Estimation of Surface Turbulent Fluxes through Assimilation of Radiometric Surface Temperature Sequences

Abstract

A model of land surface energy balance is used as a constraint on the estimation of factors characterizing land surface influences on evaporation and turbulent heat transfer from sequences of radiometric surface temperature measurements. The surface moisture control on evaporation is captured by the dimensionless evaporative fraction (ratio of latent heat flux to the sum of the turbulent fluxes), which is nearly constant for near-peak radiation hours on days without precipitation. The dimensionless parameter capturing the turbulent transfer characteristics (bulk heat transfer coefficient) includes the impacts of both forced and free convection. The mean diurnal pattern and seasonal trends are interpreted in the context of expected surface air layer static stability variations.
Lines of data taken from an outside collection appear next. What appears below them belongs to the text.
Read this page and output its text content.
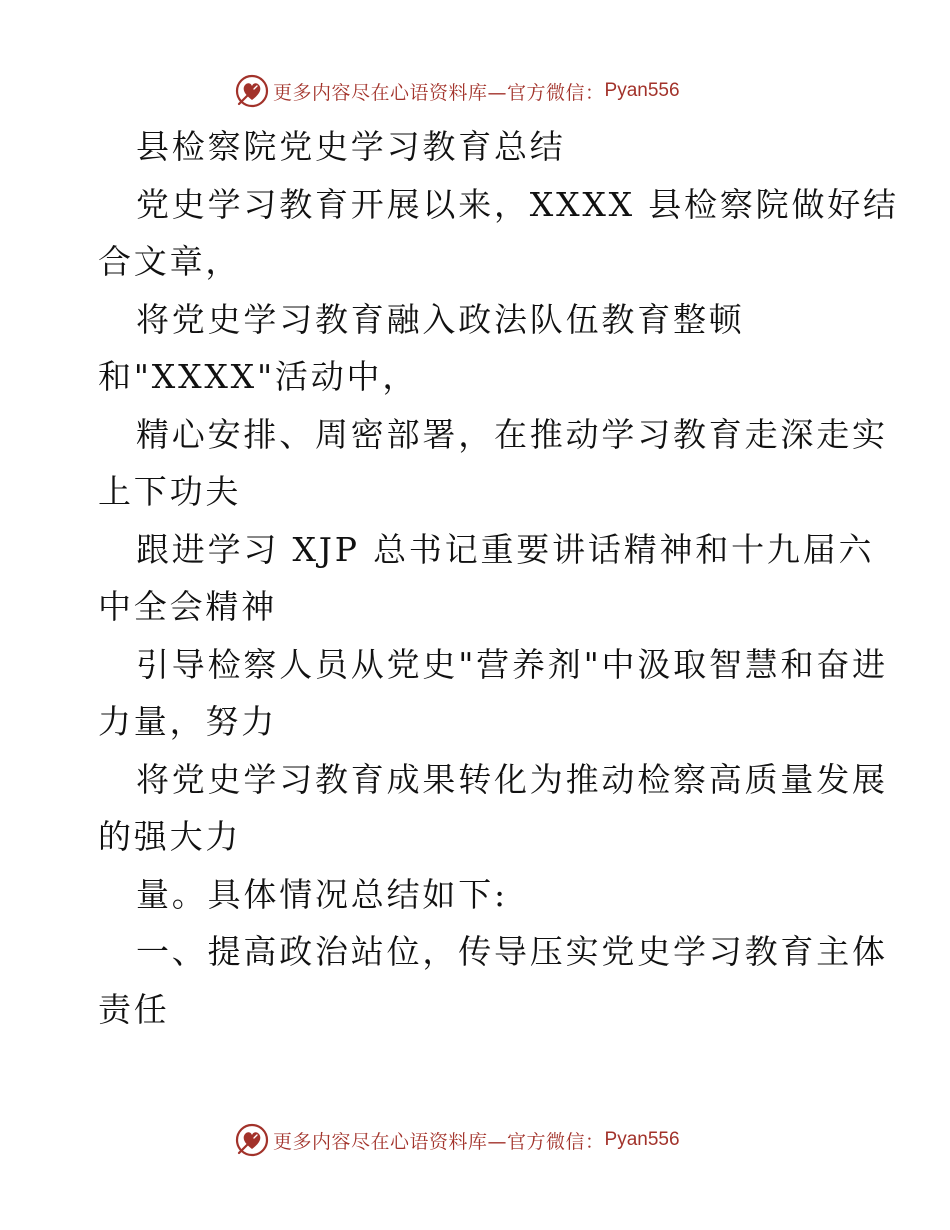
更多内容尽在心语资料库—官方微信： Pyan556
县检察院党史学习教育总结
党史学习教育开展以来，XXXX 县检察院做好结
合文章，
将党史学习教育融入政法队伍教育整顿
和"XXXX"活动中，
精心安排、周密部署，在推动学习教育走深走实
上下功夫
跟进学习 XJP 总书记重要讲话精神和十九届六
中全会精神
引导检察人员从党史"营养剂"中汲取智慧和奋进
力量，努力
将党史学习教育成果转化为推动检察高质量发展
的强大力
量。具体情况总结如下:
一、提高政治站位，传导压实党史学习教育主体
责任
更多内容尽在心语资料库—官方微信： Pyan556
The approach is tested over the First International Satellite Land Surface Climatology Project (ISLSCP) Field Experiment (FIFE) site (Kansas) where verification data on surface fluxes are available. It is shown that sequential radiometric surface temperature data contain useful information on the partitioning of available surface energy and may even be used to infer some key characteristics of surface turbulent transfer. The land data assimilation scheme is formulated such that it does not require auxiliary data on soil texture and vegetation. Feasibility of extending the land data assimilation to use remote sensing measurements is tested by simulating the observing system sampling based on field experiment measurements. Applications with remote sensing data would allow large-scale mapping of land surface energy balance components.